Gary Burton/ Makoto Ozone
Pizza Express Jazz Club, London ****
For a machine capable of such a pretty shimmer, the vibraphone has remained a petulantly unmusical instrument in all but a few hands. Gary Burton, the one-time teenage prodigy, is still an astonishing master of the vibes after 40 years. He plays his very mixed repertoire with dazzling ingenuity and grace, supported by a long-time partner who seems wired directly into his brain - Japanese pianist Makoto Ozone.
Burton, a renowned Berklee conservatoire teacher as well as a virtuoso, emits a scholarly air, but there's not an iota of that in his music, which brims with life and an elegant euphoria. Perhaps his educationalist's urge to enlighten accounts for the breadth of his current repertoire, as if he were revealing to a doubtful world the vibraphone's potential. Burton spans everything from the pre-bop swing of vibes legends Red Norvo and Lionel Hampton to those softly lyrical, piquantly harmonised, jazz-rock pieces that made him one of the subtler pioneers of fusion in the 70s.

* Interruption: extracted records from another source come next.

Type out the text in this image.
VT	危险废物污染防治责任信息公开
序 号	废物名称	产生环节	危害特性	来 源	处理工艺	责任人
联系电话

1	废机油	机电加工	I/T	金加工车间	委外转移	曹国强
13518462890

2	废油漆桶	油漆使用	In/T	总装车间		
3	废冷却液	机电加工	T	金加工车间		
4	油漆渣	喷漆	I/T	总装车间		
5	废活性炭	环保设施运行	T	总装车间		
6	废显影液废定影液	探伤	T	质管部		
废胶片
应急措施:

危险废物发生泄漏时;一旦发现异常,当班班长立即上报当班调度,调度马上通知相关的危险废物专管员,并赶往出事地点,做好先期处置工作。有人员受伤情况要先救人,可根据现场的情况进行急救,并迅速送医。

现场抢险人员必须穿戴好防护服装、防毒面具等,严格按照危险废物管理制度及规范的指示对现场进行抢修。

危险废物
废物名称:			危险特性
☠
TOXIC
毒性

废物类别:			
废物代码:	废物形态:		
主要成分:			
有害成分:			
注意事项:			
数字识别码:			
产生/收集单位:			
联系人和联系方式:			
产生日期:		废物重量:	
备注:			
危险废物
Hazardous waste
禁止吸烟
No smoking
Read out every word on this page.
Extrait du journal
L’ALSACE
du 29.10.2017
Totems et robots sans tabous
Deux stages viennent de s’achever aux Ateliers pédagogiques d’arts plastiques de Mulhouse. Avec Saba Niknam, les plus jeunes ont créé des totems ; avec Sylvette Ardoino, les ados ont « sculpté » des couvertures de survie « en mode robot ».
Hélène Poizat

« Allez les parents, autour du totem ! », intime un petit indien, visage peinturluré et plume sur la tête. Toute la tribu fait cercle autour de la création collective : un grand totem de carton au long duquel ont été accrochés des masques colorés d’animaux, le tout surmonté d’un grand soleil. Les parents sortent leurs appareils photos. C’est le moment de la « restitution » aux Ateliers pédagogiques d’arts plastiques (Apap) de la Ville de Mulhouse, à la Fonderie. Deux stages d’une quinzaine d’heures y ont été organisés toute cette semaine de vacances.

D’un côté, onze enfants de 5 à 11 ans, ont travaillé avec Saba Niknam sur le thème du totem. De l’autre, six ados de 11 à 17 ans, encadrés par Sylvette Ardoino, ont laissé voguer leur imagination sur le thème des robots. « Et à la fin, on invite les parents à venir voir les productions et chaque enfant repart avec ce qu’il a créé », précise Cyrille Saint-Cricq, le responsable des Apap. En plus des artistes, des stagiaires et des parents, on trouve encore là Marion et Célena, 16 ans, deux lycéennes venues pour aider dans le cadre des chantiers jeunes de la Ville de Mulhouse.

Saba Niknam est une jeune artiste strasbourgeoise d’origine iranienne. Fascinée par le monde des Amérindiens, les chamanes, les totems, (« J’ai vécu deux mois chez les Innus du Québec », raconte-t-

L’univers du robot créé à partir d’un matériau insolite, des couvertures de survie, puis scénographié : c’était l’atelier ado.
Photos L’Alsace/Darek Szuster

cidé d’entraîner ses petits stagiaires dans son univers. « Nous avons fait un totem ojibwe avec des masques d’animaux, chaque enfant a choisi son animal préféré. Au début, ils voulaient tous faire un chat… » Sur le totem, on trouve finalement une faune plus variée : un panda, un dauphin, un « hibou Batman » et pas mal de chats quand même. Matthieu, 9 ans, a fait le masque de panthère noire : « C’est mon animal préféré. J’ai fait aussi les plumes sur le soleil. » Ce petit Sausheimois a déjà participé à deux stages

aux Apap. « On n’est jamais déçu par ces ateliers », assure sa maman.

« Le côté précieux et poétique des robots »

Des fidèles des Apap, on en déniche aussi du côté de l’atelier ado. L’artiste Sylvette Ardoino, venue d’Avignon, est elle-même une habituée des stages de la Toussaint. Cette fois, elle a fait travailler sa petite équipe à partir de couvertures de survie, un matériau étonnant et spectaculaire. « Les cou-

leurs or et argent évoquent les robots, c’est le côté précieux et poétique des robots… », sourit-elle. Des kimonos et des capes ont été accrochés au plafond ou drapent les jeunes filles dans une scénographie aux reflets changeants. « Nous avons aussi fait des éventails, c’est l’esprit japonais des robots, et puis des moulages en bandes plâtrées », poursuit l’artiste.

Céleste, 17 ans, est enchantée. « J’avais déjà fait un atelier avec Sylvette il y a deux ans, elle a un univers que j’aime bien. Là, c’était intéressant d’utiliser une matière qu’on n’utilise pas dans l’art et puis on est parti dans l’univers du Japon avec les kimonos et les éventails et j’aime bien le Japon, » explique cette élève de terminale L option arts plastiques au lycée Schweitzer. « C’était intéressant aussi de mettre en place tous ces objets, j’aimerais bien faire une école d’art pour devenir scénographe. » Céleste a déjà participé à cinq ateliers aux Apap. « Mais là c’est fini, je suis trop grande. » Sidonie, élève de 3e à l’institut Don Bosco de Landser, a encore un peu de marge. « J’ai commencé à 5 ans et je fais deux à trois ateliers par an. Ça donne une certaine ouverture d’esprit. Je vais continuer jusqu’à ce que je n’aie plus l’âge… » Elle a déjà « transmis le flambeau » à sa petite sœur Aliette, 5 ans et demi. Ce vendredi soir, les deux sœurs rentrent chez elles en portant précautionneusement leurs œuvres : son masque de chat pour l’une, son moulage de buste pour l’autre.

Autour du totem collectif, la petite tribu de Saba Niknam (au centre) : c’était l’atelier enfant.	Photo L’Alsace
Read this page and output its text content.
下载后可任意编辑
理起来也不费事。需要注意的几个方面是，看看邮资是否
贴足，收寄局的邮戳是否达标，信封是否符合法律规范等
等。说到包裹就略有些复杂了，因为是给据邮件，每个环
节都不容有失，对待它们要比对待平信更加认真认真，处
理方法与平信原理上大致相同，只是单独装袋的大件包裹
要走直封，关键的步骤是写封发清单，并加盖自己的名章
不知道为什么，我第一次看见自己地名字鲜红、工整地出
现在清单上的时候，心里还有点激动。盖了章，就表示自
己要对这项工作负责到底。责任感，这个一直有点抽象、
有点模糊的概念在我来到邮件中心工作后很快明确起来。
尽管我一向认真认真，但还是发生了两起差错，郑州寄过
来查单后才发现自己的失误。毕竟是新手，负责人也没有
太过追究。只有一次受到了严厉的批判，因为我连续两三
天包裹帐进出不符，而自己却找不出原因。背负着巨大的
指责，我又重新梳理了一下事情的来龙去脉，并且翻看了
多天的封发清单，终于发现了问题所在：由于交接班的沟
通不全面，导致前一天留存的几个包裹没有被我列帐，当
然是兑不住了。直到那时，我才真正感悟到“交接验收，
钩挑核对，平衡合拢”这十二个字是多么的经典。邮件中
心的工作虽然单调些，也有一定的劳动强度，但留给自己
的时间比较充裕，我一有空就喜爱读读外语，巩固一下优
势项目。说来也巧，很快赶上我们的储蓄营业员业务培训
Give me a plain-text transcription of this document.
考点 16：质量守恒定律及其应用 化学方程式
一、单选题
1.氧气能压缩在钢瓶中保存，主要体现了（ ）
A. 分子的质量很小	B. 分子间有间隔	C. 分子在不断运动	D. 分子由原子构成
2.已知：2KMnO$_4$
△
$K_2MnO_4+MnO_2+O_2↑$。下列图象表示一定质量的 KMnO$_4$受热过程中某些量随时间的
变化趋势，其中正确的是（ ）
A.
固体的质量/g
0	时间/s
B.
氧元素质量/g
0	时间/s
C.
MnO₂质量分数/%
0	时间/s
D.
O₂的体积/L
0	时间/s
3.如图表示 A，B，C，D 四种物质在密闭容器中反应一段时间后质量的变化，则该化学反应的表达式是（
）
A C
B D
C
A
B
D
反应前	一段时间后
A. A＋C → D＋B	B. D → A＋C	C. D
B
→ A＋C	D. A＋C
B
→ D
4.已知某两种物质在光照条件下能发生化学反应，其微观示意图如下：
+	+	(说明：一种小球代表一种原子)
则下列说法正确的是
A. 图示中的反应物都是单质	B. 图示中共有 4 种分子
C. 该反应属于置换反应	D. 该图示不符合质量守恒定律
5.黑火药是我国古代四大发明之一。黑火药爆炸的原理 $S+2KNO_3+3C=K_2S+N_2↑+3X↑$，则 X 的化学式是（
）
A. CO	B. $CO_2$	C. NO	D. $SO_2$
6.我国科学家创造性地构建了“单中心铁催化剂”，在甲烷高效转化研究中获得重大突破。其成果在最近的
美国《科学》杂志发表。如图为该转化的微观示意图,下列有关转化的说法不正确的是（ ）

Burton gave a straight account of Red Norvo's freewheeling swinger Hole in the Wall, revelling in its endlessly convoluted melodic surprises, while Ozone pumped in a supply of stomping stride piano. Afro Blue - over a Cuban feel that Ozone switched to swing and back in midstream - featured a vibes solo that soared around the harmonies.
Burton's resourcefulness gave him the unruffled urbanity of a Teddy Wilson piano solo rather than the fluffiness of the vibes on Lionel Hampton's Opus Half, and his ear for improvisation made a hypnotic affair of an Ozone ballad composition with early Keith Jarrett echoes. It's a jazz-buff's night that isn't just for jazz-buffs, and it's very classy.